FIG. 5 is a view showing an infrared absorption spectrum of the SOD derivative obtained in Reference Example 2.

6A and 6B are schematic diagrams showing the results of electrophoresis. FIG. 6A is a schematic diagram of an electrophoretic diagram of SOD used in Reference Example 3, and FIG. 6B is a schematic diagram of the SOD derivative obtained in Reference Example 3. The schematic diagram of an electrophoretogram is shown.

FIG. 7 is a view showing an infrared absorption spectrum of the SOD derivative obtained in Reference Example 3.
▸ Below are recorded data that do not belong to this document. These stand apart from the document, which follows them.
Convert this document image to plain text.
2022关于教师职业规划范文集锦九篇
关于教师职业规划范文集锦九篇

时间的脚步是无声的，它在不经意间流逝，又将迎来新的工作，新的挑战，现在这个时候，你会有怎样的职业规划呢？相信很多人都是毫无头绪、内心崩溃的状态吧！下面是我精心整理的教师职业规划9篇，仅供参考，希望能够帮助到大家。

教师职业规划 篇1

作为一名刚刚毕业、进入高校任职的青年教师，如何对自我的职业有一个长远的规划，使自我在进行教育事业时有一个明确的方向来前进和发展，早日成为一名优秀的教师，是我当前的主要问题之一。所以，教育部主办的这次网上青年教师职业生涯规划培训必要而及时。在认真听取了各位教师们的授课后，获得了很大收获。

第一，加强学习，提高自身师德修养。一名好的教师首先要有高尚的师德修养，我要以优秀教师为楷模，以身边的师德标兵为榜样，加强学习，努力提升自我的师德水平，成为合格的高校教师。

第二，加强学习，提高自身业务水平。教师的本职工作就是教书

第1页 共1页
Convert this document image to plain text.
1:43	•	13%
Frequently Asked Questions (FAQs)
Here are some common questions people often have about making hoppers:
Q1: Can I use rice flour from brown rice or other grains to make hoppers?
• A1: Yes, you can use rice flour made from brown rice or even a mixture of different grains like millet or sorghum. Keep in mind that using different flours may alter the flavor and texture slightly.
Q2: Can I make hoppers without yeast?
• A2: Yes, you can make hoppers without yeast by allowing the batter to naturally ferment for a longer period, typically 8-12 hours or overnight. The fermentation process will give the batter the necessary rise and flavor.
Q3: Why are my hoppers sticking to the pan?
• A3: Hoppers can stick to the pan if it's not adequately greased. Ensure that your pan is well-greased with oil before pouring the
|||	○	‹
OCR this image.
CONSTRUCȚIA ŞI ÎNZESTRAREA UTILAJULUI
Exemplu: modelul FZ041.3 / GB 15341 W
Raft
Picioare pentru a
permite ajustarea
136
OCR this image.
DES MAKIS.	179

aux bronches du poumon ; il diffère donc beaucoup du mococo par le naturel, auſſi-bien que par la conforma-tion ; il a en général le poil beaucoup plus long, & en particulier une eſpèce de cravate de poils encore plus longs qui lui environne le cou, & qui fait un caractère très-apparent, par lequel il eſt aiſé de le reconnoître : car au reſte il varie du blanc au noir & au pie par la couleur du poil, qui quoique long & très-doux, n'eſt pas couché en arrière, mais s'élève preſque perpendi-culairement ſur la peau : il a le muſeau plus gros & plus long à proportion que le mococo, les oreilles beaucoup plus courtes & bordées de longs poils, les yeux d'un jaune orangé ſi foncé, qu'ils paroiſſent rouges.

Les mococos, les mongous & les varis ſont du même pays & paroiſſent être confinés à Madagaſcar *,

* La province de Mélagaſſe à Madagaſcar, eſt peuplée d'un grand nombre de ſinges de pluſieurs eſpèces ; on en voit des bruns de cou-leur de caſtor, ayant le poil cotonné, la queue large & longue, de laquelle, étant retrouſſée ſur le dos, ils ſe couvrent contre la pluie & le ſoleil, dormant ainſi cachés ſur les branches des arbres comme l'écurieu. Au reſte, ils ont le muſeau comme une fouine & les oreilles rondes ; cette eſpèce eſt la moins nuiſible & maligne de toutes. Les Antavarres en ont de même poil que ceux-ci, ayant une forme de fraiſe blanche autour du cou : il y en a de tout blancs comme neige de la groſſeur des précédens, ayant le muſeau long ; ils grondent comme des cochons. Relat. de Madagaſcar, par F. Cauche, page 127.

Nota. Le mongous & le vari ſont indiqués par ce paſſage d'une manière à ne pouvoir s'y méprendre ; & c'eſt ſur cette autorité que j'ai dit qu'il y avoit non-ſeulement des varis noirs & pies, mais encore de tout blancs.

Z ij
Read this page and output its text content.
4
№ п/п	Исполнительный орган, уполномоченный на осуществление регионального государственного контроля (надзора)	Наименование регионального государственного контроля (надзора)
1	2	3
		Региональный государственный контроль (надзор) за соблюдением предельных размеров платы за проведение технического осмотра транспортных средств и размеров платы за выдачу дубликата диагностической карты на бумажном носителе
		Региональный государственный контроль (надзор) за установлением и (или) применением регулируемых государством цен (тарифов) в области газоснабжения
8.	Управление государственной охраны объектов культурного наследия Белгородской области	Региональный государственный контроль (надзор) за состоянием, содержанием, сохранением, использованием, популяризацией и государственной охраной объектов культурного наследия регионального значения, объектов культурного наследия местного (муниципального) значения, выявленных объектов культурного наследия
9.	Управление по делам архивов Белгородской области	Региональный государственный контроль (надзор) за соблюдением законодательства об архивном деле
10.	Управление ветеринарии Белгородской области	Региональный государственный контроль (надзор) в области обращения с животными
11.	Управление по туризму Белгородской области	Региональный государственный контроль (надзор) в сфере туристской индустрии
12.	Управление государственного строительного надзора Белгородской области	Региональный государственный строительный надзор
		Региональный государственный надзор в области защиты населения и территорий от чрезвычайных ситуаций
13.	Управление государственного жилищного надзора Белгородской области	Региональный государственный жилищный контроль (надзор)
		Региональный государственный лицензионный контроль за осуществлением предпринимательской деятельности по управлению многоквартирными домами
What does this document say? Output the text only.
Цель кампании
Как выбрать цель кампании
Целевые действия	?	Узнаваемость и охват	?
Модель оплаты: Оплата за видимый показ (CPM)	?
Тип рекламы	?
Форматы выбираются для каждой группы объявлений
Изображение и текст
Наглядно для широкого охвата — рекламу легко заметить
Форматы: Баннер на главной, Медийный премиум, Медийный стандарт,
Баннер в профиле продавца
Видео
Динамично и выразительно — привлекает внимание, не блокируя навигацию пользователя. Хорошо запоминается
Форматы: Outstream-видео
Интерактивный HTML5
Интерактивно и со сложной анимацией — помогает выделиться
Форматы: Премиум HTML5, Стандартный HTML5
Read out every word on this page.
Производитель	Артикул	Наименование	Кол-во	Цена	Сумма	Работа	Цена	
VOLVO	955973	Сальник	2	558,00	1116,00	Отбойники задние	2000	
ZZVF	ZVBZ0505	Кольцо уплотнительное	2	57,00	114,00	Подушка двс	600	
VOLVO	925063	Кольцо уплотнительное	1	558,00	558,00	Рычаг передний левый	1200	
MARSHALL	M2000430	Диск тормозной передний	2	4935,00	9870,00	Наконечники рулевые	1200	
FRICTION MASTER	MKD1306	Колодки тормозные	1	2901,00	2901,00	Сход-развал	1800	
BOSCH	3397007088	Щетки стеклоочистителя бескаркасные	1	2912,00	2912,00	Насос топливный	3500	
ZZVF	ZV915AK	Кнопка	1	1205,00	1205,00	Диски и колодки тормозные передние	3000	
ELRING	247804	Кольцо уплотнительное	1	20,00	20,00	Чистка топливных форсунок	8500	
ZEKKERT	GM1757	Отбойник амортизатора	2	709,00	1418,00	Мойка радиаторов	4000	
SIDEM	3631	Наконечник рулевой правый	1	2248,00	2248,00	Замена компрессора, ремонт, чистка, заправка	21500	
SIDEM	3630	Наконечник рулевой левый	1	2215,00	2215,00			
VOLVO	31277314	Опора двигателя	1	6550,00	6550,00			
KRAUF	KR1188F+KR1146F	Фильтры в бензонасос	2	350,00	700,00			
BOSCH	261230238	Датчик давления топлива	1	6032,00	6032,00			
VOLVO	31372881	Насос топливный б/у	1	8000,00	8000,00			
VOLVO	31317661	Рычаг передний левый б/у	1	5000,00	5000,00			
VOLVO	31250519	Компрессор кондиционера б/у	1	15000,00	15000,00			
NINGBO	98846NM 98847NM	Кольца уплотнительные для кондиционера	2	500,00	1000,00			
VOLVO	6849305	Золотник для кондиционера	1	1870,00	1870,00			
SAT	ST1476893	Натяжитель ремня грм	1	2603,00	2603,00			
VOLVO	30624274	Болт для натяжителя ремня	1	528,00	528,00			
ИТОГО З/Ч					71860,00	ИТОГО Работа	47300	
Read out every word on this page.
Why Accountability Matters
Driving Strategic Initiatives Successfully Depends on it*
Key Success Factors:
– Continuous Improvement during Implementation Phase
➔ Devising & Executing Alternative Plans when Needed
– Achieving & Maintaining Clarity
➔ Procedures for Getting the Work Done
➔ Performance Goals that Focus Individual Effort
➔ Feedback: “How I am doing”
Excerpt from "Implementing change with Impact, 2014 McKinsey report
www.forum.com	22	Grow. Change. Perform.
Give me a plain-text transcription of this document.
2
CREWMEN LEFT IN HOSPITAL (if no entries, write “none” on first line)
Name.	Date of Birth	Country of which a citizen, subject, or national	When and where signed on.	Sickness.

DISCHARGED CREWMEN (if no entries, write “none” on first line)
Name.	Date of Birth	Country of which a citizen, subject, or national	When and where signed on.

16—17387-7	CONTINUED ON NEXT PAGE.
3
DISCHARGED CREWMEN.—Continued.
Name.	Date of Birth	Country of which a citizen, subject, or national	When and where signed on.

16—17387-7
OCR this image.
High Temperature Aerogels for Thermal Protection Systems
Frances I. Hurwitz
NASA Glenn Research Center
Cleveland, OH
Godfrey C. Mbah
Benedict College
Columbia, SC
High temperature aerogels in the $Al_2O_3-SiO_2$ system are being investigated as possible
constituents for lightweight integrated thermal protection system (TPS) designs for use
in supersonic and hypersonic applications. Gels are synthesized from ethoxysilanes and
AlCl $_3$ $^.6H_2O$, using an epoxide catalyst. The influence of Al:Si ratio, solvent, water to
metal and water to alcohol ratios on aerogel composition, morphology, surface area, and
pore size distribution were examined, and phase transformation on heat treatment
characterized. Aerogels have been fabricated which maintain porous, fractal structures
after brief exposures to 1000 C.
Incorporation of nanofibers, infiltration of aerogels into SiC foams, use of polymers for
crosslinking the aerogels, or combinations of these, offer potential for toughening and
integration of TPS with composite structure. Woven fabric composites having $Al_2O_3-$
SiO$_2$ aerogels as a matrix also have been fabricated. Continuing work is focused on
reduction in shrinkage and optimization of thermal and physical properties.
FIG. 8 is a graph showing the change over time in blood concentration measured in Test Example 1, wherein (1), (2), (3) and (4) are SOD, and the SOD derivative obtained in Reference Example 1, respectively. , The SOD derivative obtained in Reference Example 2 and the SOD derivative obtained in Reference Example 3.
5 shows the time-dependent change in the blood concentration of the OD derivative.

──────────────────────────────────────────────────続 き Continuation of the front page (56) References JP-A-62-25137 (JP, A) JP-A-62-195387 (JP, A) Biochem. Soc. Trans. , Vol. 11, No. 6, p. 753-754 (1983) Biol. Membr. , Vol. 10, p. 1019-1025 (1987) Med Chem. , Vol18, No. 10, p. 1004-1010 (1975) (58) Fields investigated (Int. Cl. ⁷ , DB name) C07D 207/452 A61K 37/50 CA (STN) CAOLD (STN) REGISTRY (STN)

Claims (1)

(57) [Claims] 1. A compound represented by the following general formula (I): (Wherein W is one or more oxygen atoms, sulfur atoms, or-
The number of main chain atoms which may be interrupted by a group represented by N (R)-(wherein R represents a lower alkyl group) is 17 to 23;
Long chain carboxylic acid maleimide represented by the divalent long chain hydrocarbon group).